Although we cannot base direct clinical implications on these findings, we can provide suggestions for critically analyzing specific functional outcome measures as recovery from shoulder injury progresses. Specifically, evoked pain with abduction and limitations in abduction and internal rotation were the strongest predictors of resting pain and therefore warrant attention. However, preinjury baseline testing is needed for comparison with postinjury changes. This may not be practical in every clinical setting, but preseason baseline assessment would be simple, convenient, and valuable in an athletic setting.
LIMITATIONS
This study had several limitations that preclude direct translation of these results into a clinical setting. Despite the advantage of our exercise-induced injury protocol, the direct clinical implications of this study are limited.
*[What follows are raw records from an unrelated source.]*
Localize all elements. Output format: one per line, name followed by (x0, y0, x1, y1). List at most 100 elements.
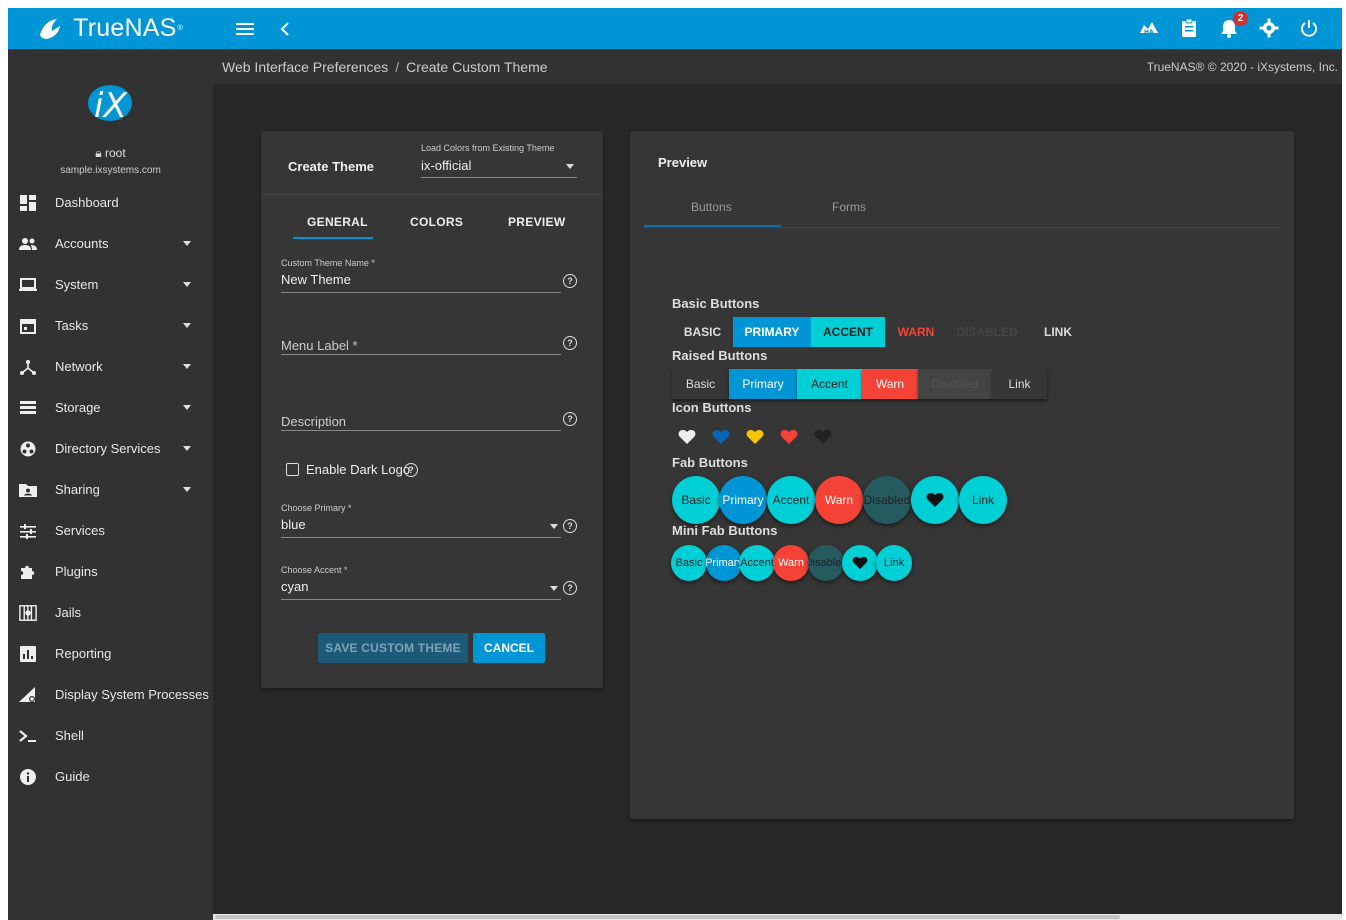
network-icon (19, 358, 37, 376)
menu-label-field[interactable]: Menu Label * (281, 334, 561, 355)
brand-tm: ® (177, 25, 183, 32)
primary-select[interactable]: Choose Primary * blue (281, 503, 561, 538)
card-title: Create Theme (288, 159, 374, 174)
sidebar-item-sharing[interactable]: Sharing (8, 469, 213, 510)
heart-icon[interactable] (780, 429, 798, 445)
truenas-logo[interactable]: TrueNAS ® (8, 8, 212, 49)
ha-icon[interactable]: HA (1138, 17, 1160, 39)
load-colors-select[interactable]: ix-official (421, 158, 577, 178)
tab-colors[interactable]: COLORS (410, 215, 463, 229)
icon-buttons-row (678, 429, 832, 445)
sidebar-item-tasks[interactable]: Tasks (8, 305, 213, 346)
gear-icon[interactable] (1258, 17, 1280, 39)
mini-fab-warn-button[interactable]: Warn (773, 545, 809, 581)
chevron-left-icon[interactable] (274, 18, 296, 40)
raised-link-button[interactable]: Link (992, 369, 1047, 399)
save-custom-theme-button[interactable]: SAVE CUSTOM THEME (318, 633, 468, 663)
sidebar-item-shell[interactable]: Shell (8, 715, 213, 756)
dark-logo-label: Enable Dark Logo (306, 462, 411, 477)
cancel-button[interactable]: CANCEL (473, 633, 545, 663)
description-field[interactable]: Description (281, 410, 561, 431)
raised-accent-button[interactable]: Accent (797, 369, 862, 399)
sidebar-item-accounts[interactable]: Accounts (8, 223, 213, 264)
breadcrumb-parent[interactable]: Web Interface Preferences (222, 59, 388, 75)
shell-icon (19, 727, 37, 745)
help-icon[interactable]: ? (563, 519, 577, 533)
mini-fab-accent-button[interactable]: Accent (739, 545, 775, 581)
storage-icon (19, 399, 37, 417)
sidebar-item-jails[interactable]: Jails (8, 592, 213, 633)
help-icon[interactable]: ? (404, 463, 418, 477)
menu-label-input[interactable]: Menu Label * (281, 338, 561, 354)
heart-icon (926, 493, 944, 507)
fab-warn-button[interactable]: Warn (815, 476, 863, 524)
tab-general[interactable]: GENERAL (307, 215, 368, 229)
help-icon[interactable]: ? (563, 412, 577, 426)
warn-button[interactable]: WARN (885, 317, 947, 347)
sidebar-item-services[interactable]: Services (8, 510, 213, 551)
horizontal-scrollbar[interactable] (213, 914, 1342, 920)
scrollbar-thumb[interactable] (215, 915, 1120, 919)
mini-fab-basic-button[interactable]: Basic (671, 545, 707, 581)
heart-icon[interactable] (678, 429, 696, 445)
help-icon[interactable]: ? (563, 336, 577, 350)
chevron-down-icon[interactable] (550, 586, 558, 591)
sidebar-nav: Dashboard Accounts System Tasks Network (8, 182, 213, 797)
heart-icon[interactable] (746, 429, 764, 445)
sidebar-item-guide[interactable]: Guide (8, 756, 213, 797)
help-icon[interactable]: ? (563, 581, 577, 595)
heart-icon[interactable] (712, 429, 730, 445)
primary-button[interactable]: PRIMARY (733, 317, 811, 347)
tab-preview[interactable]: PREVIEW (508, 215, 565, 229)
fab-link-button[interactable]: Link (959, 476, 1007, 524)
chevron-down-icon (183, 405, 191, 410)
raised-primary-button[interactable]: Primary (729, 369, 797, 399)
chevron-down-icon (183, 282, 191, 287)
chevron-down-icon (183, 323, 191, 328)
sidebar-item-reporting[interactable]: Reporting (8, 633, 213, 674)
clipboard-icon[interactable] (1178, 17, 1200, 39)
sidebar-item-network[interactable]: Network (8, 346, 213, 387)
bell-icon[interactable]: 2 (1218, 11, 1248, 39)
accent-select[interactable]: Choose Accent * cyan (281, 565, 561, 600)
help-icon[interactable]: ? (563, 274, 577, 288)
services-icon (19, 522, 37, 540)
menu-icon[interactable] (234, 18, 256, 40)
basic-button[interactable]: BASIC (672, 317, 733, 347)
load-colors-label: Load Colors from Existing Theme (421, 143, 555, 153)
accent-button[interactable]: ACCENT (811, 317, 885, 347)
svg-text:HA: HA (1144, 29, 1154, 36)
power-icon[interactable] (1298, 17, 1320, 39)
description-input[interactable]: Description (281, 414, 561, 430)
chevron-down-icon[interactable] (550, 524, 558, 529)
dark-logo-checkbox[interactable] (286, 463, 299, 476)
mini-fab-heart-button[interactable] (842, 545, 878, 581)
calendar-icon (19, 317, 37, 335)
theme-name-field[interactable]: Custom Theme Name * New Theme (281, 258, 561, 293)
sidebar-item-system[interactable]: System (8, 264, 213, 305)
tab-buttons[interactable]: Buttons (691, 200, 732, 214)
mini-fab-link-button[interactable]: Link (876, 545, 912, 581)
sidebar-item-dashboard[interactable]: Dashboard (8, 182, 213, 223)
fab-basic-button[interactable]: Basic (672, 476, 720, 524)
sidebar-item-directory-services[interactable]: Directory Services (8, 428, 213, 469)
theme-name-input[interactable]: New Theme (281, 272, 561, 288)
tab-forms[interactable]: Forms (832, 200, 866, 214)
sharing-icon (19, 481, 37, 499)
link-button[interactable]: LINK (1027, 317, 1089, 347)
mini-fab-primary-button[interactable]: Primary (706, 545, 742, 581)
app-window: TrueNAS ® HA 2 iX 🔒︎ root sample.ixsyste… (8, 8, 1342, 920)
fab-heart-button[interactable] (911, 476, 959, 524)
sidebar-item-storage[interactable]: Storage (8, 387, 213, 428)
copyright: TrueNAS® © 2020 - iXsystems, Inc. (1146, 60, 1338, 74)
fab-buttons-heading: Fab Buttons (672, 455, 748, 470)
lock-icon: 🔒︎ (95, 146, 102, 160)
sidebar-item-plugins[interactable]: Plugins (8, 551, 213, 592)
fab-accent-button[interactable]: Accent (767, 476, 815, 524)
accent-label: Choose Accent * (281, 565, 348, 575)
raised-warn-button[interactable]: Warn (862, 369, 918, 399)
raised-basic-button[interactable]: Basic (672, 369, 729, 399)
sidebar-item-display-system-processes[interactable]: Display System Processes (8, 674, 213, 715)
fab-primary-button[interactable]: Primary (719, 476, 767, 524)
accent-value: cyan (281, 579, 309, 594)
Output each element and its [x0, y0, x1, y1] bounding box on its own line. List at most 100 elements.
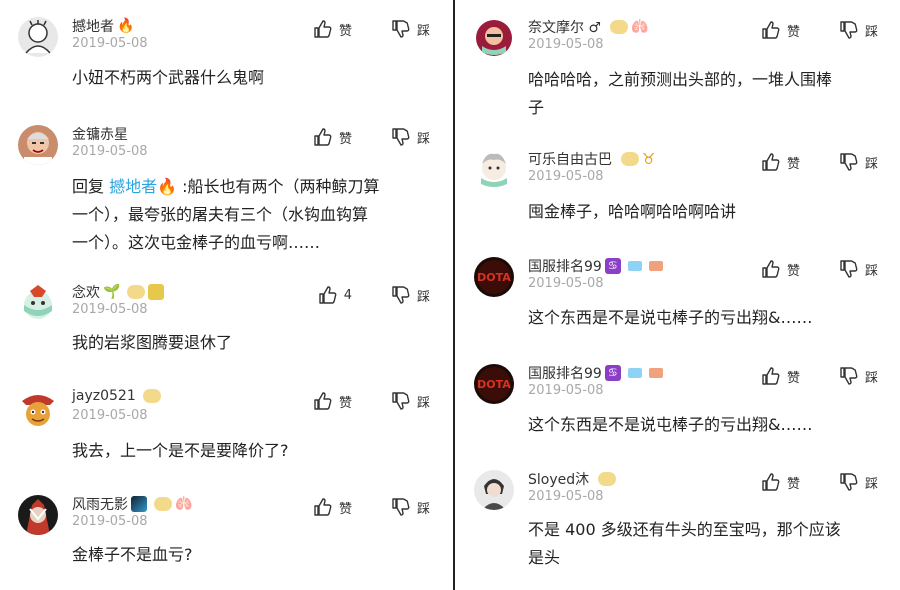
timestamp: 2019-05-08	[528, 383, 604, 398]
comment-text: 哈哈哈哈，之前预测出头部的，一堆人围棒 子	[528, 66, 876, 122]
comment-item: DOTA 国服排名99 ♋ 2019-05-08 赞 踩 这个东西是不是说屯棒子的…	[456, 364, 900, 454]
like-button[interactable]: 赞	[761, 472, 800, 492]
level-badge	[142, 389, 161, 403]
username[interactable]: 念欢 🌱	[72, 282, 165, 302]
mention-link[interactable]: 撼地者🔥	[109, 177, 177, 196]
thumbs-up-icon	[762, 367, 780, 385]
comment-item: 风雨无影 🫁 2019-05-08 赞 踩 金棒子不是血亏?	[0, 495, 452, 575]
avatar[interactable]	[18, 17, 58, 57]
dislike-button[interactable]: 踩	[391, 391, 430, 411]
flag-icon	[648, 261, 663, 271]
dislike-button[interactable]: 踩	[839, 20, 878, 40]
avatar[interactable]	[474, 150, 514, 190]
comment-item: 奈文摩尔 ♂ 🫁 2019-05-08 赞 踩 哈哈哈哈，之前预测出头部的，一堆人…	[456, 18, 900, 128]
comment-screenshot: 撼地者 🔥 2019-05-08 赞 踩 小妞不朽两个武器什么鬼啊 金镛赤星 20…	[0, 0, 900, 590]
comment-line: 是头	[528, 548, 561, 567]
level-badge	[598, 472, 617, 486]
diamond-icon	[627, 368, 642, 378]
comment-line: 子	[528, 98, 545, 117]
username[interactable]: 可乐自由古巴 ♉	[528, 149, 655, 169]
like-button[interactable]: 赞	[313, 127, 352, 147]
thumbs-up-icon	[319, 286, 337, 304]
fire-icon: 🔥	[117, 18, 135, 34]
thumbs-down-icon	[840, 260, 858, 278]
avatar[interactable]	[18, 389, 58, 429]
svg-text:DOTA: DOTA	[477, 271, 511, 284]
comment-text: 不是 400 多级还有牛头的至宝吗，那个应该 是头	[528, 516, 876, 572]
dislike-button[interactable]: 踩	[839, 472, 878, 492]
thumbs-down-icon	[840, 367, 858, 385]
avatar[interactable]	[18, 125, 58, 165]
thumbs-down-icon	[392, 286, 410, 304]
thumbs-down-icon	[840, 21, 858, 39]
reply-prefix: 回复	[72, 177, 110, 196]
thumbs-up-icon	[762, 473, 780, 491]
comment-item: 可乐自由古巴 ♉ 2019-05-08 赞 踩 囤金棒子，哈哈啊哈哈啊哈讲	[456, 150, 900, 240]
comment-line: 不是 400 多级还有牛头的至宝吗，那个应该	[528, 520, 841, 539]
level-badge	[610, 20, 629, 34]
avatar[interactable]	[474, 470, 514, 510]
taurus-icon: ♉	[642, 150, 656, 168]
comment-item: 撼地者 🔥 2019-05-08 赞 踩 小妞不朽两个武器什么鬼啊	[0, 17, 452, 117]
timestamp: 2019-05-08	[72, 302, 148, 317]
like-button[interactable]: 赞	[313, 19, 352, 39]
dislike-button[interactable]: 踩	[839, 366, 878, 386]
avatar[interactable]	[474, 18, 514, 58]
column-divider	[453, 0, 455, 590]
timestamp: 2019-05-08	[72, 514, 148, 529]
sprout-icon: 🌱	[103, 284, 121, 300]
username[interactable]: 奈文摩尔 ♂ 🫁	[528, 17, 648, 37]
username[interactable]: jayz0521	[72, 388, 161, 404]
level-badge	[127, 285, 146, 299]
thumbs-up-icon	[762, 260, 780, 278]
timestamp: 2019-05-08	[72, 36, 148, 51]
username[interactable]: Sloyed沐	[528, 469, 617, 489]
avatar[interactable]: DOTA	[474, 257, 514, 297]
thumbs-down-icon	[392, 498, 410, 516]
level-badge	[154, 497, 172, 511]
comment-item: jayz0521 2019-05-08 赞 踩 我去，上一个是不是要降价了?	[0, 388, 452, 469]
like-button[interactable]: 赞	[761, 259, 800, 279]
username[interactable]: 撼地者 🔥	[72, 16, 134, 36]
like-button[interactable]: 4	[318, 285, 352, 305]
dislike-button[interactable]: 踩	[391, 19, 430, 39]
like-button[interactable]: 赞	[761, 152, 800, 172]
dislike-button[interactable]: 踩	[839, 259, 878, 279]
thumbs-down-icon	[392, 128, 410, 146]
username[interactable]: 风雨无影 🫁	[72, 494, 192, 514]
gold-medal-icon	[148, 284, 165, 300]
timestamp: 2019-05-08	[72, 408, 148, 423]
like-count: 4	[343, 287, 352, 303]
like-button[interactable]: 赞	[313, 391, 352, 411]
avatar[interactable]	[18, 495, 58, 535]
dislike-button[interactable]: 踩	[391, 127, 430, 147]
thumbs-up-icon	[314, 498, 332, 516]
right-column: 奈文摩尔 ♂ 🫁 2019-05-08 赞 踩 哈哈哈哈，之前预测出头部的，一堆人…	[456, 0, 900, 590]
comment-line: 一个），最夸张的屠夫有三个（水钩血钩算	[72, 205, 369, 224]
dislike-button[interactable]: 踩	[391, 285, 430, 305]
svg-text:DOTA: DOTA	[477, 378, 511, 391]
like-button[interactable]: 赞	[761, 20, 800, 40]
lungs-icon: 🫁	[631, 19, 649, 35]
comment-item: 金镛赤星 2019-05-08 赞 踩 回复 撼地者🔥 :船长也有两个（两种鲸刀…	[0, 125, 452, 265]
comment-text: 我去，上一个是不是要降价了?	[72, 441, 289, 460]
dislike-button[interactable]: 踩	[839, 152, 878, 172]
comment-item: 念欢 🌱 2019-05-08 4 踩 我的岩浆图腾要退休了	[0, 283, 452, 363]
dislike-button[interactable]: 踩	[391, 497, 430, 517]
avatar[interactable]	[18, 283, 58, 323]
avatar[interactable]: DOTA	[474, 364, 514, 404]
username[interactable]: 金镛赤星	[72, 124, 128, 144]
sky-badge	[131, 496, 147, 512]
comment-text: 回复 撼地者🔥 :船长也有两个（两种鲸刀算 一个），最夸张的屠夫有三个（水钩血钩…	[72, 173, 428, 257]
thumbs-down-icon	[840, 153, 858, 171]
timestamp: 2019-05-08	[72, 144, 148, 159]
like-button[interactable]: 赞	[761, 366, 800, 386]
like-button[interactable]: 赞	[313, 497, 352, 517]
comment-item: Sloyed沐 2019-05-08 赞 踩 不是 400 多级还有牛头的至宝吗…	[456, 470, 900, 580]
timestamp: 2019-05-08	[528, 169, 604, 184]
username[interactable]: 国服排名99 ♋	[528, 256, 663, 276]
timestamp: 2019-05-08	[528, 489, 604, 504]
username[interactable]: 国服排名99 ♋	[528, 363, 663, 383]
comment-text: 我的岩浆图腾要退休了	[72, 333, 233, 352]
left-column: 撼地者 🔥 2019-05-08 赞 踩 小妞不朽两个武器什么鬼啊 金镛赤星 20…	[0, 0, 452, 590]
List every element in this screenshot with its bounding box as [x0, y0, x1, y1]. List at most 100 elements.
Upper extremity DOMS can be considered a clinically relevant pain model because participants experienced increasing levels of pain, loss of joint ROM, and self-reported limitations with activities of daily living.8,38 We appreciate that an exercise-induced DOMS model is not an exact replica of clinical injury, mainly because the signs and symptoms are experimentally induced and usually resolve in a shorter time period. In addition, we studied healthy participants; the induction of DOMS does not mimic clinical pain because it does not occur in degenerative tissue, as observed in pathologic conditions such as acute ligament sprains and muscle strains. The model produces symptoms that are relatively shorter in duration than what athletes would experience after an acute shoulder injury and are self-resolving. It is possible that the impairment measures we studied would have different associations with impairment measures from longer-duration shoulder pain. We only assessed pain with 1 movement measure: abduction. As a result, we are confident that this measure is associated with resting pain, but we are unsure whether this is the only movement associated with pain. Furthermore, this protocol was induced in young, healthy individuals who were not likely to have degenerative, structural, or anatomic changes common to acute injury. Future authors should focus on the validity of these impairment measures in an athletic population experiencing acute injury. The findings from this study should be translated into the clinical setting with caution.
CONCLUSIONS
Functional ROM in abduction and internal rotation and pain evoked by abduction of the injured arm predicted resting pain at 48 hours after induction of DOMS. At 96 hours after exercise-induced DOMS, only evoked pain with abduction of the injured arm predicted resting pain. This model suggests that peak resting pain after experimentally induced DOMS occurs at 48 hours and that ROM is highly associated with this clinical pain outcome. Controlling pain initially while restoring ROM in these directions may promote a more prompt recovery process. Therefore, it may be of value for clinicians to follow these impairment measures more closely during the rehabilitation process.